On the one hand, the album is new ground for its creator simply by definition. The charts have yet to speak, but ideally, building on the strength of Pray for Paris and his new position with Shady Records will bring his music to more ears than ever before. Hence, Sunshine is arranged for the potential listener who hasn’t heard any of the rapper’s Hitler Wears Hermes instalments, and maybe has never heard of Griselda at all. Still, the album bears the weight of following an already-established Marvel-verse of rap lore, while expertly showing off its cast (chiefly of Conway and Benny, but also new Griselda signees Boldy James and Armani Caesar) to a viewer coming in with no prior knowledge whatsoever (“So, why is the green guy big?”).

It’s no easy feat, and yet, Sunshine never feels like it’s holding your hand, nor that it’s overstuffed in order to show off all the attractions. To the contrary, at 11 tracks, it’s among Gunn’s most concise statements to date.

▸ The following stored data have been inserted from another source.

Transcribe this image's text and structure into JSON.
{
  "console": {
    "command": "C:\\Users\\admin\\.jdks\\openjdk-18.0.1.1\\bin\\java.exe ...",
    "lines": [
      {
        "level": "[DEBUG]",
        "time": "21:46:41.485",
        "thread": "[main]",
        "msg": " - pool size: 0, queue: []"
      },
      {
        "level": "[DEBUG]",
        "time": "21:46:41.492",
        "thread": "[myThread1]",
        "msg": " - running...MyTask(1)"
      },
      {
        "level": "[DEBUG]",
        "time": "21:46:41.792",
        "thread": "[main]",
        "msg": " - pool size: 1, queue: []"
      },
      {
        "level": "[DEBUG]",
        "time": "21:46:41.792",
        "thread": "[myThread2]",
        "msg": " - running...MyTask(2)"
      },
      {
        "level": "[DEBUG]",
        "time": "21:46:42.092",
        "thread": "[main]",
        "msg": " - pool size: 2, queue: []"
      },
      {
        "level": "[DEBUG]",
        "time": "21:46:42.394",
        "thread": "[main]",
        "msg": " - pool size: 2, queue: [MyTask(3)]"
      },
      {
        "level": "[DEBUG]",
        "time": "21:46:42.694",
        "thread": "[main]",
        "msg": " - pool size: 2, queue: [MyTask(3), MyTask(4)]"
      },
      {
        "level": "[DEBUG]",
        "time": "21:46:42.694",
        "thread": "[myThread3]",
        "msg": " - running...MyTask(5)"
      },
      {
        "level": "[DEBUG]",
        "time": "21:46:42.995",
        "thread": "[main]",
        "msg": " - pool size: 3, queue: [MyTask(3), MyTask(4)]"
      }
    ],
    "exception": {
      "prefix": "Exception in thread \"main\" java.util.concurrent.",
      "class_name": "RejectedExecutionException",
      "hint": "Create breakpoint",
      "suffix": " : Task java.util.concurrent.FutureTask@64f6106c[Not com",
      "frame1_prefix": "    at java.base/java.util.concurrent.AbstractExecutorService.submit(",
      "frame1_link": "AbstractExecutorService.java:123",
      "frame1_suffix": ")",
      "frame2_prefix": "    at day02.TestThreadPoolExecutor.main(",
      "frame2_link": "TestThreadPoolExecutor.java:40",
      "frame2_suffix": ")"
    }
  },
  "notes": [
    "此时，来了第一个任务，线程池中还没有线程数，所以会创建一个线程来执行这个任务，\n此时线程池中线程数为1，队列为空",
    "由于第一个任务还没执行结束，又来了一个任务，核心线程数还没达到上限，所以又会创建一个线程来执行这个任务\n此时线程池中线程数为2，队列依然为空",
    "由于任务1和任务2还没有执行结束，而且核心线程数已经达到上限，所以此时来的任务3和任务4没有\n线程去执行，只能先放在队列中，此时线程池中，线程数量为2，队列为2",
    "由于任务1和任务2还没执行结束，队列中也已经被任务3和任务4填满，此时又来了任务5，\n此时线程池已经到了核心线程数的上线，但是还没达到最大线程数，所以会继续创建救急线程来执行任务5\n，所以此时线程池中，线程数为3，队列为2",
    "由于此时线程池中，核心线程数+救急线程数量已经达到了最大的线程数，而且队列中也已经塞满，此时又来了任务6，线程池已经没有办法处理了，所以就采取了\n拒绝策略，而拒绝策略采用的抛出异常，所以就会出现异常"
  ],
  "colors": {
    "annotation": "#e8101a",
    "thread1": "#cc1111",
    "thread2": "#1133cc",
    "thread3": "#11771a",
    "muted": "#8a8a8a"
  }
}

While most of the album stays truer than ever to Griselda’s formula – being nearly entirely produced by in-house smiths Beat Butcha and Daringer – it’s the grand finale, “98 Sabers”, that brings Gunn’s sound to an inevitable mecca: a fantastic Just Blaze beat. It was only a matter of time until Griselda linked up with the man behind numerous Jay-Z hits (not to mention a few of Eminem’s), and “98 Sabers” is so essential that it all but demands headphone listening. 

On the other hand entirely, every moment here plays with a wink to the informed fan, with Gunn more than ever relaxing into the role of curator. His nasally voice makes his inherent instrument arguably the strongest of his familial trio, but so far as rap as craft, while Conway the Machine and especially Benny the Butcher focus on laying on bar after killer bar, it’s long been clear that Gunn fancies himself the empire-builder and the leader, every bit as important as his role as an MC – if not moreso.

He’s far from going the Travis Scott route of putting enough great pieces in place to carry an album for him, but he’s very much in a kingly state here. He’s completely comfortable with ceding the spotlight, whether it’s with singing so audacious that it works in spite of itself for effortless Boldy James and peak-form Jadakiss verses on “All Praises”, or when he all but pulls the beat out in honor of every word Slick Rick utters on “Ocean Prime”. Indeed, across 11 tracks, there are essentially only eight proper Westside Gunn verses. For all his maximalist tendencies, as an artist Gunn knows just when to pull back, just how little can amount to a lot, and just how to move to keep us wanting more.

Therein lies Who Made The Sunshine’s already underrated duality: it’s both grand introduction and complacent victory lap; both urgent and laid back, all at once, constantly. It’s not every day, and indeed, perhaps even never before, that a major label debut has played such contrasting roles. Only time will tell how it will fit into the growing Griselda tapestry, and if Gunn will stick to his self-imposed retirement plan at the end of this year, but for now it stands as a unique, confidently unconcerned statement of poise.